D’après le cheikh Ahmad ibn Idrîs al-Fâsî al-Hasanî, lorsque fut révélé le verset : « Montre-toi indulgent (khudh al-‘afw), ordonne ce qui est conforme à la coutume, et détourne-toi des ignorants » (7 : 199). Le Prophète demanda à l’ange Gabriel (Jibril) ce que cela signifiait. Après avoir demandé à son Seigneur, Jibril lui répondit : « Dieu t’ordonne de pardonner à celui qui t’a offensé, de donner à celui qui t’a privé, et d’entretenir des relations avec celui qui a rompu avec toi. »

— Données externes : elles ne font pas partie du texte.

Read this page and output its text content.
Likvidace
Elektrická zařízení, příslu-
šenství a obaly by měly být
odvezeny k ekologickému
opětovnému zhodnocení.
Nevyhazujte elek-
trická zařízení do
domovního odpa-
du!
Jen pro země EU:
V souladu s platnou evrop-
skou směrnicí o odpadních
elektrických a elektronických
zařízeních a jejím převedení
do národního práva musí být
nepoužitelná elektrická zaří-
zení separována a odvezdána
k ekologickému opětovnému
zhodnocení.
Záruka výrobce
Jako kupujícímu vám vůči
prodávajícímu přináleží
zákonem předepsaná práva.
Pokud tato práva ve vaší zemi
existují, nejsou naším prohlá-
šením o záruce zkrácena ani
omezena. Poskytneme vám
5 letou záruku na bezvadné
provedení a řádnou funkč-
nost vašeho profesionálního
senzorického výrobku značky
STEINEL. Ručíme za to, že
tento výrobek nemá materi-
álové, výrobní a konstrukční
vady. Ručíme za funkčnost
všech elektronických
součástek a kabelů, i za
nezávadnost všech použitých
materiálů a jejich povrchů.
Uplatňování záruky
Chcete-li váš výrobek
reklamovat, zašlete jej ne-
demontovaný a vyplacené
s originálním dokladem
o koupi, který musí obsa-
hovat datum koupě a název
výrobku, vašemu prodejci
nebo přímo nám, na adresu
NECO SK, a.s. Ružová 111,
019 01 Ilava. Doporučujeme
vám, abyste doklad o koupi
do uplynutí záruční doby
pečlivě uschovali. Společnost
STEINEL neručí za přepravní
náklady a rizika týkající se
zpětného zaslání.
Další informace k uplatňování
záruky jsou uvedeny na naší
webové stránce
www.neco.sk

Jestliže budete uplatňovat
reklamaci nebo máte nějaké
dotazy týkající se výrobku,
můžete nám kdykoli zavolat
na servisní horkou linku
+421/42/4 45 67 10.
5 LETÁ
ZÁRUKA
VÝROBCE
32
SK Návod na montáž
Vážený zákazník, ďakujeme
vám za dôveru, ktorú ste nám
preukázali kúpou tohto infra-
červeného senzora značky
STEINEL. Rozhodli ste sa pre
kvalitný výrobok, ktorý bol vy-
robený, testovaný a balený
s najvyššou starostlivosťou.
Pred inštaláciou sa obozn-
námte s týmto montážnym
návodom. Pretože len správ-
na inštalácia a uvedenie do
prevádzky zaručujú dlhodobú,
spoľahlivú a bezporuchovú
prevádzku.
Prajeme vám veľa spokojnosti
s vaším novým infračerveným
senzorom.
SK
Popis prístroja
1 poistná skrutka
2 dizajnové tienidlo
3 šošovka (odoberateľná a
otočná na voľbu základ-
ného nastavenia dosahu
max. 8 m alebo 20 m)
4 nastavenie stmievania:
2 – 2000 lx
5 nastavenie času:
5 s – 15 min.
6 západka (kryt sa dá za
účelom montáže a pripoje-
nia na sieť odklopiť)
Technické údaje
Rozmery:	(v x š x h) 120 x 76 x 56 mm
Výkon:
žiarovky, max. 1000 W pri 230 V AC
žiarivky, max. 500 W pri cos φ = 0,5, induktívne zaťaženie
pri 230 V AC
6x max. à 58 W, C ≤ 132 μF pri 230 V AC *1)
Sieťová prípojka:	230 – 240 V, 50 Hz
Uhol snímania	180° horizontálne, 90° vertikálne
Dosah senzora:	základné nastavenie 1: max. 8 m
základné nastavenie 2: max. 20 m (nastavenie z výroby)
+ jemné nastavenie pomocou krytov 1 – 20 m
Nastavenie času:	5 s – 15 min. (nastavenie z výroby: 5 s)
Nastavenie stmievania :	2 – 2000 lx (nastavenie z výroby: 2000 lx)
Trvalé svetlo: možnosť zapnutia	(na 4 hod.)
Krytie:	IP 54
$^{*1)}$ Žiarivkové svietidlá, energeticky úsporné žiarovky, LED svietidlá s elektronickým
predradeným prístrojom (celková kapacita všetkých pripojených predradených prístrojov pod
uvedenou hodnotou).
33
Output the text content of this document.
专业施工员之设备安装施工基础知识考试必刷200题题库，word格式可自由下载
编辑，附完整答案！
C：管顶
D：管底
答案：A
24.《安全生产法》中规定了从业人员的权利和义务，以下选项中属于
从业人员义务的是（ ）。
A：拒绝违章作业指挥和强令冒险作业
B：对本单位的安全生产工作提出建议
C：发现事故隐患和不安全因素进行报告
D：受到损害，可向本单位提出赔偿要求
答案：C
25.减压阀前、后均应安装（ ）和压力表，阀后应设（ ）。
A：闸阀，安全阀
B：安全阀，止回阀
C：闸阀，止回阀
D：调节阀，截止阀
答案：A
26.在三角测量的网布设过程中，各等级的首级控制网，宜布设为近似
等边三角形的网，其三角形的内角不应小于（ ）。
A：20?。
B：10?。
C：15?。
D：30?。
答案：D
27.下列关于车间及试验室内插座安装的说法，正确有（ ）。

L’ampleur et l’intensité du Pardon de Dieu effacent et purifient l’âme du serviteur croyant au point qu’elle devient comme une « table rase », comme la tablette de cire vierge, sans aucune inscription, symbole de la pureté de l’âme à sa naissance ; mais c’est aussi la tablette en bois sur laquelle on inscrit à l’encre les versets du Coran, symbole de la « Table gardée » contenant l’archétype éternel et primordial de la Révélation, symbole du cœur du Prophète illettré accueillant la descente intégrale de la Parole divine révélée en la nuit mystérieuse de laylat al-Qadr.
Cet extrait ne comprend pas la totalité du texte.